Crossing a small lane, one leaves the grounds of Marble Hill and enters the smaller grounds of Orleans House, or, at least what, remains of it. The house was a fine Palladian villa built for the politician and diplomat James Johnston (1635-1737) in 1710 to the designs of the architect John James (c1673-1746). In 1720, an octagonal room in the baroque style, designed by James Gibbs, was added. This was used to entertain George II’s Queen Consort, Caroline of Brandenburg-Ansbach (1683-1737). She regarded Johnston with ‘great favour’.

Between 1813 and 1815, Johnston’s house was home to another royal visitor, a refugee from France, Louis Philippe I (1773 -1850), the Duc d’Orléans. Soon after the execution of his father in 1893, he left France. Later, he returned to France where he reigned as King Louis-Philippe I, the last king of France, between 1830 and the year of revolutions all over Europe, 1848. A print by the French artist Pingret shows the King and Queen Victoria visiting Louis Philippe’s former home at Orleans House some years after his coronation. It was the first time that a British and French monarch had been together on British soil for 500 years (see: http://www.bbc.co.uk/ahistoryofthe…/…/NrKCqDE8Q-arYJHipxLXDQ). Although most of the house was demolished in 1926, the octagonal room was saved. I noticed a fragment of masonry in the grounds close to the remains of the house. It bears a crest on which there are two fleur-de-lys symbols. In the 21st century, a new arts centre, including an art gallery, was built that incorporates the octagonal room, which has been restored to its former glory.

Further along the river near a disused ferry landing stage, we came across the home of yet another refugee, the composer and conductor (Sir) Andrzej Panufnik (1914-1991). Born in Warsaw, Panufnik, a leading light in the Polish classical music community, ‘defected’ to the West in 1954 having become uncomfortable with the politically dominated cultural environment in Poland. He settled in Britain, becoming a British citizen in 1961. After marrying Camilla Jessel in late 1963, the couple bought the house near Twickenham that overlooks the Thames and now bears a light blue circular commemorative plaque with a red Polish eagle on it.
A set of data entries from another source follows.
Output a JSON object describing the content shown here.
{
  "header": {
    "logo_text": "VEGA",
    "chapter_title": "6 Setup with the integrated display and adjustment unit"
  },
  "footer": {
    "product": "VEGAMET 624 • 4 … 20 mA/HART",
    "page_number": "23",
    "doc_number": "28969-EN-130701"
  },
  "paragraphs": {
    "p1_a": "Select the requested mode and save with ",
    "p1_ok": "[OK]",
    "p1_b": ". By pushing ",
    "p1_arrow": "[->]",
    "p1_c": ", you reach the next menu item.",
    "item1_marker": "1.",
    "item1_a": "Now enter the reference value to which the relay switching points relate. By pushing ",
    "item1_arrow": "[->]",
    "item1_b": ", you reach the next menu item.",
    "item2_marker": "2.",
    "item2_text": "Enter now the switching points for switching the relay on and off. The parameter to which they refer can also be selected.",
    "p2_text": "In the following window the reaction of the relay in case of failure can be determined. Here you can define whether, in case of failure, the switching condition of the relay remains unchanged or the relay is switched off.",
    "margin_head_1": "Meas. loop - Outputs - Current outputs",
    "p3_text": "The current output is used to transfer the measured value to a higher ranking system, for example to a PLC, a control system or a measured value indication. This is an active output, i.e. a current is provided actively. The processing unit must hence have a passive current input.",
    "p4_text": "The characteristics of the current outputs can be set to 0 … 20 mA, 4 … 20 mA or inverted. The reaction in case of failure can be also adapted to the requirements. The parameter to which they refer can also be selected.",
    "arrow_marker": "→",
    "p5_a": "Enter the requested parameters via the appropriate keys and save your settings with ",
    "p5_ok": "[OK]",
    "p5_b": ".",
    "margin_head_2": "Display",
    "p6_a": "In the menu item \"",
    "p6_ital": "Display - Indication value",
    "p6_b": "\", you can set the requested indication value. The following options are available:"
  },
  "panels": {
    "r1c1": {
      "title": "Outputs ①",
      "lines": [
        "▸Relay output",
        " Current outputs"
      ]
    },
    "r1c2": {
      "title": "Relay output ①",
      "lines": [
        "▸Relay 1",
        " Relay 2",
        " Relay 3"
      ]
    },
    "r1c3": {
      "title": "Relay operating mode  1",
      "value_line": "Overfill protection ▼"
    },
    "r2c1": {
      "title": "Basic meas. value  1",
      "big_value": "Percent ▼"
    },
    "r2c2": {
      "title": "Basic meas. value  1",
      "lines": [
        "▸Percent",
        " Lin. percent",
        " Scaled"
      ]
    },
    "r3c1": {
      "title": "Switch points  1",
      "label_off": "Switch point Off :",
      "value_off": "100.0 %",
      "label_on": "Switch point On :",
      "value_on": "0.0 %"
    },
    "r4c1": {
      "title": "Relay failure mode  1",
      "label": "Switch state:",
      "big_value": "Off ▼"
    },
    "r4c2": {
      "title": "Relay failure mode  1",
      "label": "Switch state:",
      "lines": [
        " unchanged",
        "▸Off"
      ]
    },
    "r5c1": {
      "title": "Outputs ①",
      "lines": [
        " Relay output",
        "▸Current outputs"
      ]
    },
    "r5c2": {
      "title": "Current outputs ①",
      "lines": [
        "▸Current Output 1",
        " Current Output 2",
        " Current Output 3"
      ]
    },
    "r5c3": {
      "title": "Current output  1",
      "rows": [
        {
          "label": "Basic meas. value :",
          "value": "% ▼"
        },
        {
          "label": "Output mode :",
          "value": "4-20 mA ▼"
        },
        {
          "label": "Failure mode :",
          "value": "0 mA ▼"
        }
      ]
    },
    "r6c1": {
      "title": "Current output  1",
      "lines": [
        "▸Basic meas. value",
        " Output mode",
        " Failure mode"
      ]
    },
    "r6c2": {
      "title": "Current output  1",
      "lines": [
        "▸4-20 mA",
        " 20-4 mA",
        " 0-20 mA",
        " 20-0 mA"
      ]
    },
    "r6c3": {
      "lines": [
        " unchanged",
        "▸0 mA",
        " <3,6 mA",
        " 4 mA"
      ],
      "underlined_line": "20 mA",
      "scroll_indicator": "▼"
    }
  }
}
We returned to Richmond Bridge following the riverside path. We watched a plucky little dog rush into the water only to make a hasty retreat when swans hissed at him. Despite the birds’ unwelcoming threats, he dashed into the water several more times. We arrived back at Richmond Bridge after having enjoyed a pleasant stroll and seeing three places that have provided people from Europe with ‘a place of greater safety’, these being the words used by Hilary Mantel as the title of one of her novels.